A lot of discussion recently has focused on what is being called “the battle for the soul of the Republican party.” By that, “Trump” or “not-Trump” is seen to be the battle line. That’s not what it looks like to me.
I would like to start with the question of whether the Republicans want to be a party at all. Some do; some don’t. A party is a government of sorts. A party is a candidate to be THE government and if enough people choose it, they will be. But a party has a CEO of some sort.  It has legislative functions, whose work we see in the party platform. It elects delegates to the convention where the nominee is chosen and the platform adopted. It is all very regular and equitable. The candidate who hopes to be chosen as a convention delegate competes with others with similar hopes; whoever gets the most votes wins.
A party is defined by its procedures, not by its loyalties. It is, in that respect, like a government.
But a commitment to procedure does not come naturally to us. The heart of democracy is “fair, frequent, and competitive elections,” but none of those come naturally to us. “Fair” does not; “frequent” does not; “competitive” does not. During most of our history as a social species, we lived in small groups bound together by loyalty to a leader, however chosen. That…is what is “natural.”
Being governed by someone you don’t even know is not natural. Allowing “good people” and “bad people” equal access to the ballot box is not natural. Counting their votes equally is not natural. And, of course, accepting an electoral result you don’t like is not natural. For the Republicans, it may no longer be possible. That’s really what the struggle is about these days. [When I first saved this, I believed it was the true Trump coat of arms. Now they tell me that the banner says “Never Concede,” so it probably is not the true coat of arms. It is funny, though,]

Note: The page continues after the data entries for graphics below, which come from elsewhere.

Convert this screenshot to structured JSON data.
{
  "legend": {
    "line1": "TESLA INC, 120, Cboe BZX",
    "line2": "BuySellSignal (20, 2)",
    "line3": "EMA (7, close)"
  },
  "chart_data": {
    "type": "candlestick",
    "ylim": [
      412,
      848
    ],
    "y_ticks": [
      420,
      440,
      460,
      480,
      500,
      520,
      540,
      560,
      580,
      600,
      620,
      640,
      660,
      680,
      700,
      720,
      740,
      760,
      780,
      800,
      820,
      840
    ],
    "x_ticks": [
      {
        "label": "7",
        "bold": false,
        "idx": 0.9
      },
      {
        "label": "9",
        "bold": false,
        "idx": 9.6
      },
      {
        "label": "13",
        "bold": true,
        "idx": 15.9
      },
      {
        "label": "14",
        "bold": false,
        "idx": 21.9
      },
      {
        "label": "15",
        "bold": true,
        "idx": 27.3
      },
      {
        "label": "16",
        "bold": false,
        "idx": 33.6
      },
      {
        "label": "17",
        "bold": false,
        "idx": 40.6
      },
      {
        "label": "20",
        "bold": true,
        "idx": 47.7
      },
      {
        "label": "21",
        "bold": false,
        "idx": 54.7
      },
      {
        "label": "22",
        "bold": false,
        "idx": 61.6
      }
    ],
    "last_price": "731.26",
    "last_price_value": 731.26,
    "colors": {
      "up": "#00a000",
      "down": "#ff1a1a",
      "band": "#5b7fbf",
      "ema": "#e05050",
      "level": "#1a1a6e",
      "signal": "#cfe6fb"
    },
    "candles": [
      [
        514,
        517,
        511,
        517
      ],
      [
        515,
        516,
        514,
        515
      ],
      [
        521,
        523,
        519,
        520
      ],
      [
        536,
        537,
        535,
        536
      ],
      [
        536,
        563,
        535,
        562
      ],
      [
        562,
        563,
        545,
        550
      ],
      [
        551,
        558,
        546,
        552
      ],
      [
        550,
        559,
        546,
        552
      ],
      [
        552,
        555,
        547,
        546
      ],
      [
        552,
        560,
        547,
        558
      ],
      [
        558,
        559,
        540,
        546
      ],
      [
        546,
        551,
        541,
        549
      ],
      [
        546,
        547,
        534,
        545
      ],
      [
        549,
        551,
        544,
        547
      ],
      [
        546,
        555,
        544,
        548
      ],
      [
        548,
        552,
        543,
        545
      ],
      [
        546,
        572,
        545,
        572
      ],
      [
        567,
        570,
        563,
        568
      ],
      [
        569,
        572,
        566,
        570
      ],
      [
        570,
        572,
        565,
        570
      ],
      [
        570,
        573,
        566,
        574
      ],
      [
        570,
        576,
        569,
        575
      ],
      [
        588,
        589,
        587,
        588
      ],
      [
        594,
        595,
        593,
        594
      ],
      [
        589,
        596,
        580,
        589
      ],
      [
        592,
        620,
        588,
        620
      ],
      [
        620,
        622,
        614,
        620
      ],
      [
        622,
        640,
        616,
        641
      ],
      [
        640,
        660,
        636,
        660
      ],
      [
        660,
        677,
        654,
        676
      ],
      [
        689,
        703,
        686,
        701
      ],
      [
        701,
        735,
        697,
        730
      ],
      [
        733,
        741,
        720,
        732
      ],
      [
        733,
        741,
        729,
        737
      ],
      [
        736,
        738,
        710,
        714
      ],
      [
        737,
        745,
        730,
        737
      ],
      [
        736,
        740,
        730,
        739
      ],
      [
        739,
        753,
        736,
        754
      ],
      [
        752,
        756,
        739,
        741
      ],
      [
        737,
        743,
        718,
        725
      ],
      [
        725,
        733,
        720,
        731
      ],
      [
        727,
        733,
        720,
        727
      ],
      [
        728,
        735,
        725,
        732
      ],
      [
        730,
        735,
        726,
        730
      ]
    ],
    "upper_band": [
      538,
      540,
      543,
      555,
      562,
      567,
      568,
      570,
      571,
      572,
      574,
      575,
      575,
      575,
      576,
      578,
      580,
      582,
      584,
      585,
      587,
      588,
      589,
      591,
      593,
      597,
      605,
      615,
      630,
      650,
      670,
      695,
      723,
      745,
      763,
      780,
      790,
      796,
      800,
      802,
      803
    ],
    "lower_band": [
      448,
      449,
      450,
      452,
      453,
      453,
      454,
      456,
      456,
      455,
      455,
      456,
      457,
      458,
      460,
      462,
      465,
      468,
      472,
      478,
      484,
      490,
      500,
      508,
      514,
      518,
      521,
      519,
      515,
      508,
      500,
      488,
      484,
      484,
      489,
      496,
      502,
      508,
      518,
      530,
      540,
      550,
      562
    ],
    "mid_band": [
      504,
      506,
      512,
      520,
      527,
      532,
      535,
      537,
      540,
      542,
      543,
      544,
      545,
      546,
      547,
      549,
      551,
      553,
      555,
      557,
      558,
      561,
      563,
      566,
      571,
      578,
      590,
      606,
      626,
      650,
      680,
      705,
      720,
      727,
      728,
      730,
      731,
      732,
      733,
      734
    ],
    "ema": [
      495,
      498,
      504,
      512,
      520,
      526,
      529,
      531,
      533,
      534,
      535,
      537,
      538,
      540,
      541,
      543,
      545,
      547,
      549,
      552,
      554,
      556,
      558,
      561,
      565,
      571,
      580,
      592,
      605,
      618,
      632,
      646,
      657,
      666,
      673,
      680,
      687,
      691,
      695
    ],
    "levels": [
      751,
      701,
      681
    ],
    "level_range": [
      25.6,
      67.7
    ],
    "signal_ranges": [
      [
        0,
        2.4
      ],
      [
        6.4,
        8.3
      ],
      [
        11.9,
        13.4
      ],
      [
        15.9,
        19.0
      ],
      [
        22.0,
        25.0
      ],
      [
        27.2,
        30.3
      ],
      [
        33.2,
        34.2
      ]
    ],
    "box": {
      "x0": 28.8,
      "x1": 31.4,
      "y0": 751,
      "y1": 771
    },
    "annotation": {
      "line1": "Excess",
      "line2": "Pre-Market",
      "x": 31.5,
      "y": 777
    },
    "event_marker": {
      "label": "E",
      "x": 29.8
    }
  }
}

In a democracy that operates by competition between parties, allowing the winner of the competition to govern is necessary. Those of us who live in such a political system need to find a way to transcend what is most natural to us and to trust the outcome of the competition. You can see that struggle and that achievement in the concession speeches of Hillary Rodham Clinton, Mitt Romney, and John McCain. You can see its glaring failure in the failure of Donald Trump to make a concession speech at all. He was not able to transcend the limitation that is most natural to us—tribalism—and accept democracy.
What do you have when you cannot affirm democracy? You can’t have a party. At most, you can have a person-centered organization, something like a clan or like the old mob. And if the nation has, where its two major parties used to be, one clan and one party, you cannot have bipartisan competition.
That’a what “the struggle for the soul of the Republican party” is about. Some Republicans what to return to their former status as a party; others want to continue their recent practice as a clan. Marjorie Taylor Greene, for instance, the newly elected Congresswoman from Georgia has aid that the presiding officer the the House should be shot in the head. Speaker Pelosi got her office by overseeing the election of more Democrats than Republicans in the House and then being chosen by the Democrats in the House to be their leader. Assassination and the threat of assassination played no part in it at all. The Democrats are a political party.
Today, the Republicans in the House have to decide whether there really are lines you cannot step over and still be a member of the party. If it were a clan, we know that there would not be any such limits. In a clan, you owe complete loyalty to the clan leader  You do not owe any duties at all to your opponents (enemies) or the the processes that would define democratic competition.
Think what that means for party platforms. No recent American party platform has endorsed white supremacy, Christian supremacy, or nativism. If the Republicans aspire to return to their former status as a political party, they are going to have to draw some limits for the behavior of their members. As natural as it might be to call for the assassination of a member of the Democratic party, the Republicans cannot allow it. Free speech, as a right of every American, doesn’t cover it.
When President Trump was asked about the QAnon sympathies of candidate Marjorie Taylor Greene, he said she sounded like a woman who loved her country. That worked for him as a quip, but consider it as a substitute for democracy. So…I believe that America truly is a white Christian country and because of my love for my country, I call for the deportation of any non-white or non-Christian citizens? Really? In a political party, there are things that “love of country” really does not excuse. And I haven’t even gotten, yet, to Rep Greene’s allegation that California’s recent wildfires were kindled by a Jewish-controlled laser operated from space.
So I would say that there is not currently a “struggle for the soul of the Republican party.” I would say that the struggle is about whether the Republicans want to be a party at all. They were not, under Trump, but there are apparently a lot of Republicans who would like to be a party again and that is what the struggle is about.
 The Chair of the DNC or the RNC is the CEO in the absence of a President (or recent former President) of that party.
 The clan metaphor occurred to me several years ago when I was in Scotland and discovered that there is a Clan Donald. I said to the guide who told me that, “Yes, in America we are learning more about it every day.”